THURNHER: Das mit dem Krieg lasse ich nicht stehen. Krieg mag eine anthropologische Konstante sein, aber man kann Menschsein auch – frei nach Viktor Frankl – so definieren: Man lässt sich von sich selbst nicht jede anthropologische Konstante gefallen. Bei den Medien würde ich langweiligerweise den öffentlich-rechtlich Rundfunk entparteipolitisieren, die Medienförderung um den Schweigegeldfaktor reduzieren (also stark) und ein dramatisches Programm zur Rettung von Öffentlichkeit initiieren.

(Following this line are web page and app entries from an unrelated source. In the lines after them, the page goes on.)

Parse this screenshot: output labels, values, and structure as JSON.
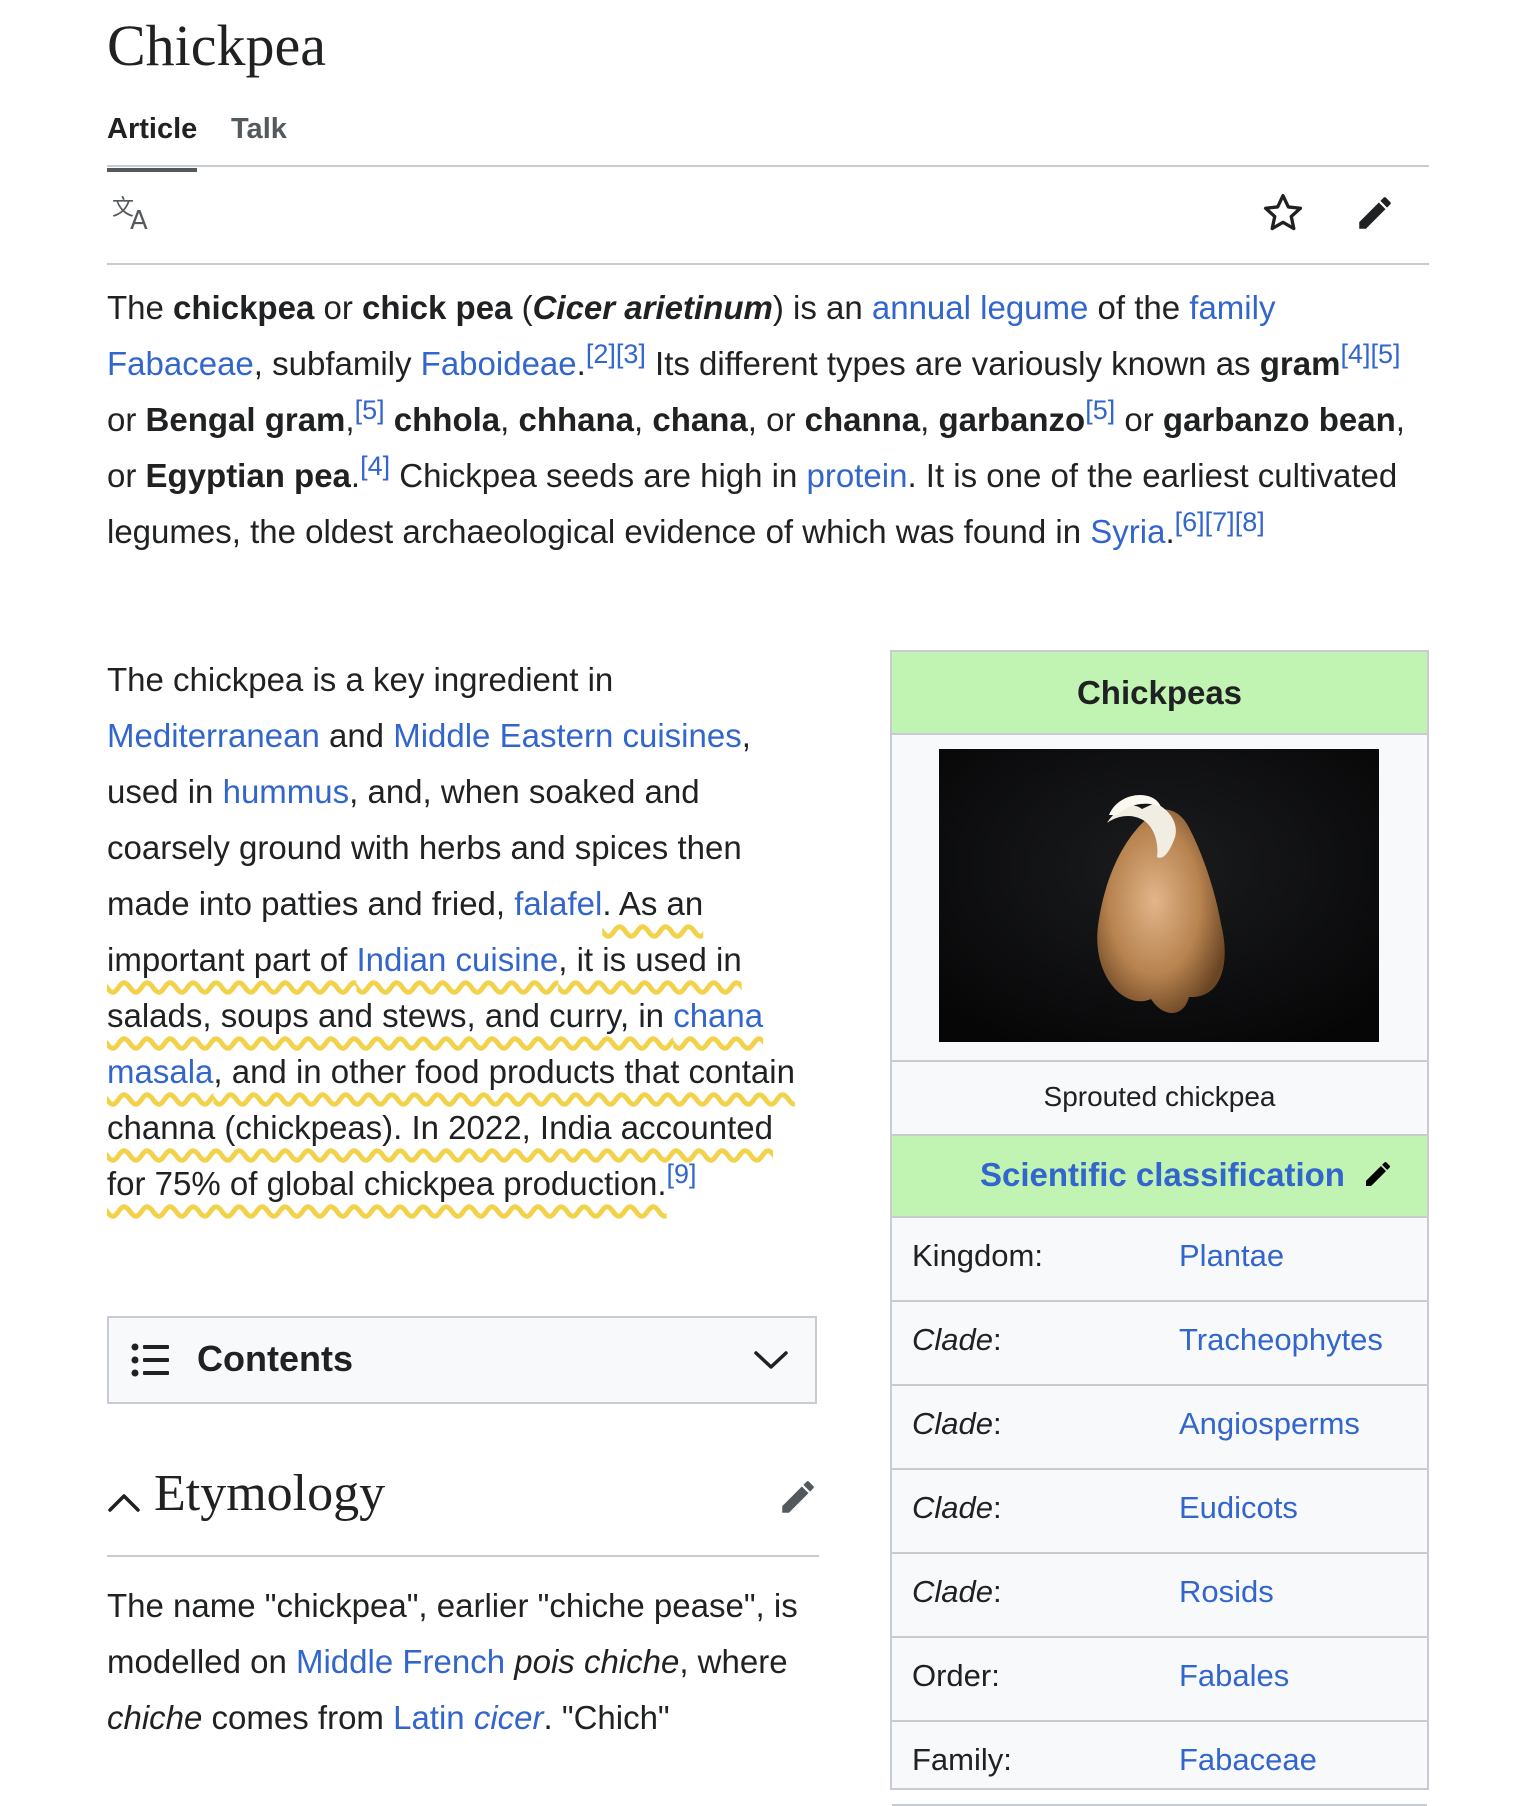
{
  "page": {
    "title": "Chickpea",
    "tabs": [
      {
        "label": "Article"
      },
      {
        "label": "Talk"
      }
    ]
  },
  "toolbar": {
    "language_icon": "translate-icon",
    "watch_icon": "star-icon",
    "edit_icon": "pencil-icon"
  },
  "lead": {
    "t1": "The ",
    "b1": "chickpea",
    "t2": " or ",
    "b2": "chick pea",
    "t3": " (",
    "bi1": "Cicer arietinum",
    "t4": ") is an ",
    "l_annual_legume": "annual legume",
    "t5": " of the ",
    "l_family": "family",
    "t6": " ",
    "l_fabaceae": "Fabaceae",
    "t7": ", subfamily ",
    "l_faboideae": "Faboideae",
    "t8": ".",
    "r2": "[2]",
    "r3": "[3]",
    "t9": " Its different types are variously known as ",
    "b_gram": "gram",
    "r4a": "[4]",
    "r5a": "[5]",
    "t10": " or ",
    "b_bengal": "Bengal gram",
    "t11": ",",
    "r5b": "[5]",
    "t12": " ",
    "b_chhola": "chhola",
    "t13": ", ",
    "b_chhana": "chhana",
    "t14": ", ",
    "b_chana": "chana",
    "t15": ", or ",
    "b_channa": "channa",
    "t16": ", ",
    "b_garbanzo": "garbanzo",
    "r5c": "[5]",
    "t17": " or ",
    "b_garbanzo_bean": "garbanzo bean",
    "t18": ", or ",
    "b_egyptian": "Egyptian pea",
    "t19": ".",
    "r4b": "[4]",
    "t20": " Chickpea seeds are high in ",
    "l_protein": "protein",
    "t21": ". It is one of the earliest cultivated legumes, the oldest archaeological evidence of which was found in ",
    "l_syria": "Syria",
    "t22": ".",
    "r6": "[6]",
    "r7": "[7]",
    "r8": "[8]"
  },
  "para2": {
    "t1": "The chickpea is a key ingredient in ",
    "l_mediterranean": "Mediterranean",
    "t2": " and ",
    "l_middle_eastern": "Middle Eastern cuisines",
    "t3": ", used in ",
    "l_hummus": "hummus",
    "t4": ", and, when soaked and coarsely ground with herbs and spices then made into patties and fried, ",
    "l_falafel": "falafel",
    "t5": ". As an important part of ",
    "l_indian": "Indian cuisine",
    "t6": ", it is used in salads, soups and stews, and curry, in ",
    "l_chana_masala": "chana masala",
    "t7": ", and in other food products that contain channa (chickpeas). In 2022, India accounted for 75% of global chickpea production.",
    "r9": "[9]"
  },
  "contents": {
    "label": "Contents",
    "list_icon": "list-icon",
    "chevron_icon": "chevron-down-icon"
  },
  "etymology": {
    "heading": "Etymology",
    "t1": "The name \"chickpea\", earlier \"chiche pease\", is modelled on ",
    "l_middle_french": "Middle French",
    "t2": " ",
    "i_pois": "pois chiche",
    "t3": ", where ",
    "i_chiche": "chiche",
    "t4": " comes from ",
    "l_latin": "Latin",
    "t5": " ",
    "l_cicer": "cicer",
    "t6": ". \"Chich\""
  },
  "infobox": {
    "title": "Chickpeas",
    "caption": "Sprouted chickpea",
    "sci_label": "Scientific classification",
    "rows": [
      {
        "key": "Kingdom:",
        "value": "Plantae"
      },
      {
        "key": "Clade",
        "colon": ":",
        "value": "Tracheophytes"
      },
      {
        "key": "Clade",
        "colon": ":",
        "value": "Angiosperms"
      },
      {
        "key": "Clade",
        "colon": ":",
        "value": "Eudicots"
      },
      {
        "key": "Clade",
        "colon": ":",
        "value": "Rosids"
      },
      {
        "key": "Order:",
        "value": "Fabales"
      },
      {
        "key": "Family:",
        "value": "Fabaceae"
      }
    ]
  },
  "colors": {
    "link": "#3366cc",
    "infobox_header": "#c1f3b3",
    "highlight": "#f2d24a"
  }
}
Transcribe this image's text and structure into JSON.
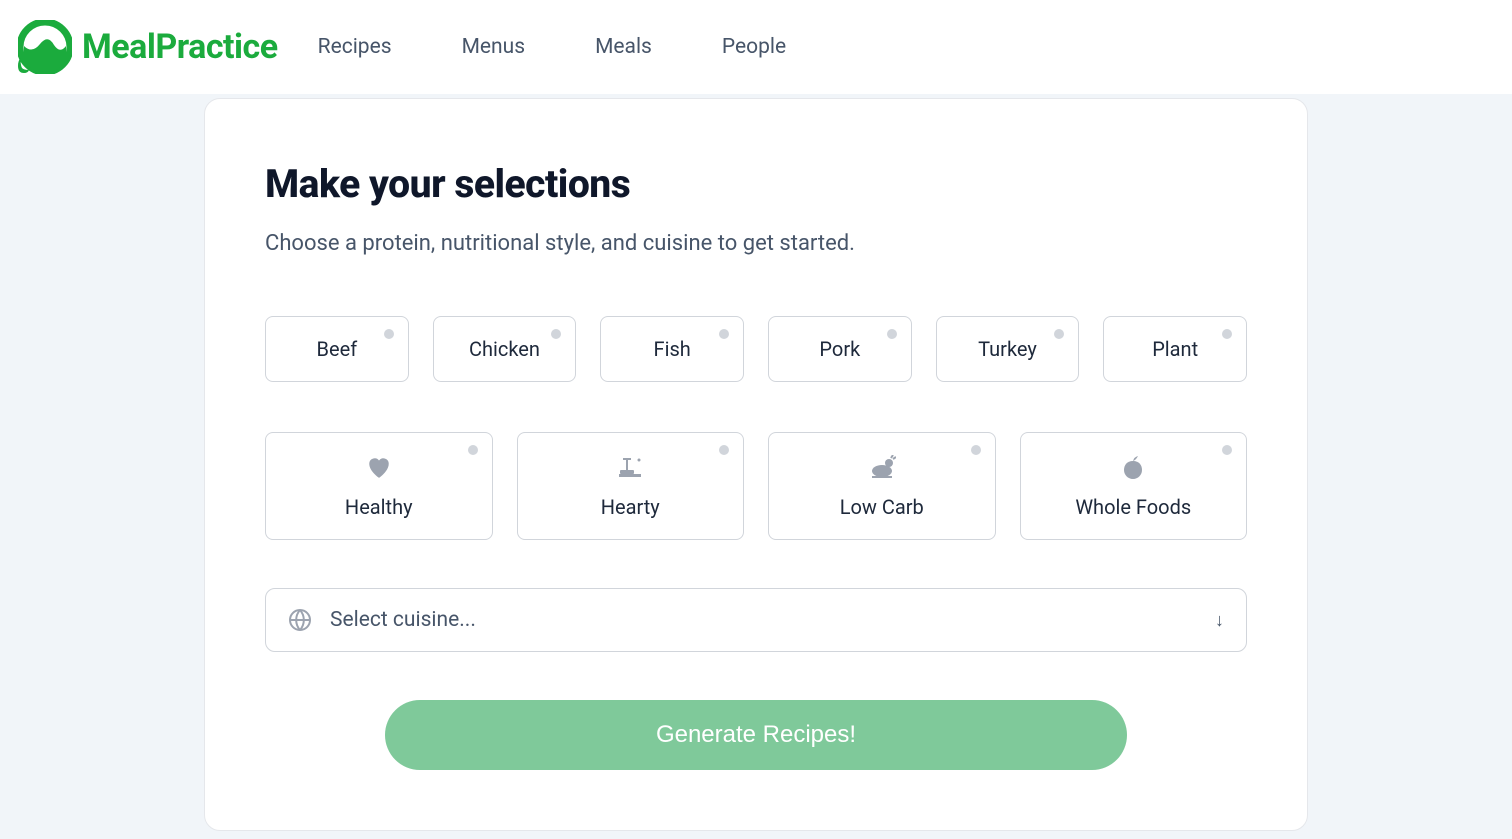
{
  "brand": {
    "name": "MealPractice"
  },
  "nav": {
    "items": [
      {
        "label": "Recipes"
      },
      {
        "label": "Menus"
      },
      {
        "label": "Meals"
      },
      {
        "label": "People"
      }
    ]
  },
  "page": {
    "title": "Make your selections",
    "subtitle": "Choose a protein, nutritional style, and cuisine to get started.",
    "generate_label": "Generate Recipes!"
  },
  "protein": {
    "options": [
      {
        "label": "Beef"
      },
      {
        "label": "Chicken"
      },
      {
        "label": "Fish"
      },
      {
        "label": "Pork"
      },
      {
        "label": "Turkey"
      },
      {
        "label": "Plant"
      }
    ]
  },
  "style": {
    "options": [
      {
        "label": "Healthy",
        "icon": "heart-icon"
      },
      {
        "label": "Hearty",
        "icon": "meal-icon"
      },
      {
        "label": "Low Carb",
        "icon": "poultry-icon"
      },
      {
        "label": "Whole Foods",
        "icon": "apple-icon"
      }
    ]
  },
  "cuisine": {
    "placeholder": "Select cuisine..."
  }
}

Dazu müssten im globalen Maßstab die Techgiganten aus dem Reich der Selbstgesetzgebung geholt werden, also auch das: reine Utopie.
FLEISCHHACKER: Je weniger Menschen sich von sich selbst nicht jede anthropologische Konstante gefallen lassen, umso besser – der Krieg ist ja nicht die einzige –, aber das wird nicht dazu führen, dass es keinen Krieg mehr gibt, nur dazu, dass mehr Menschen an der Tatsache seiner Unausweichlichkeit leiden. Was die Medien betrifft, bin ich mit meinem Latein schon lange am Ende, denn ich fürchte, dass sich das Gespräch der anwesenden Guten über die abwesenden Bösen nicht wieder zu dem zurückentwickeln wird, was man früher einmal Diskurs nannte. Daran wird ein entparteipolitisierter ORF genauso wenig ändern wie ein Ende der Anzeigenkorruption, denn das Problem kommt nicht von außen, es hat sich innen breitgemacht und festgesetzt.
THURNHER: Dann hätte ich mit meiner Idee, mit der Bildung anzufangen, nicht ganz unrecht? Ihren Pessimismus in Ehren, aber darauf muss ich doch Walter Benjamin zitieren: „Nur um der Hoffnungslosen willen ist uns die Hoffnung gegeben!“
FLEISCHHACKER: Darauf immerhin können wir uns einigen: Hoffnung ist das, was bleibt, wenn nichts mehr geht. Und ich finde, mit Ihrer Hoffnung auf die antiken Dichter im Original liegen Sie keinesfalls falsch. Alles Gute für 2024!
THURNHER: Ihnen auch. Ich denke, es ist in Ordnung, dass wir der Welt einiges, ja fast alles übrig gelassen haben, was sie zu ändern hat. Denn da haben wieder Sie recht, so wie sie ist, kann sie nicht bleiben.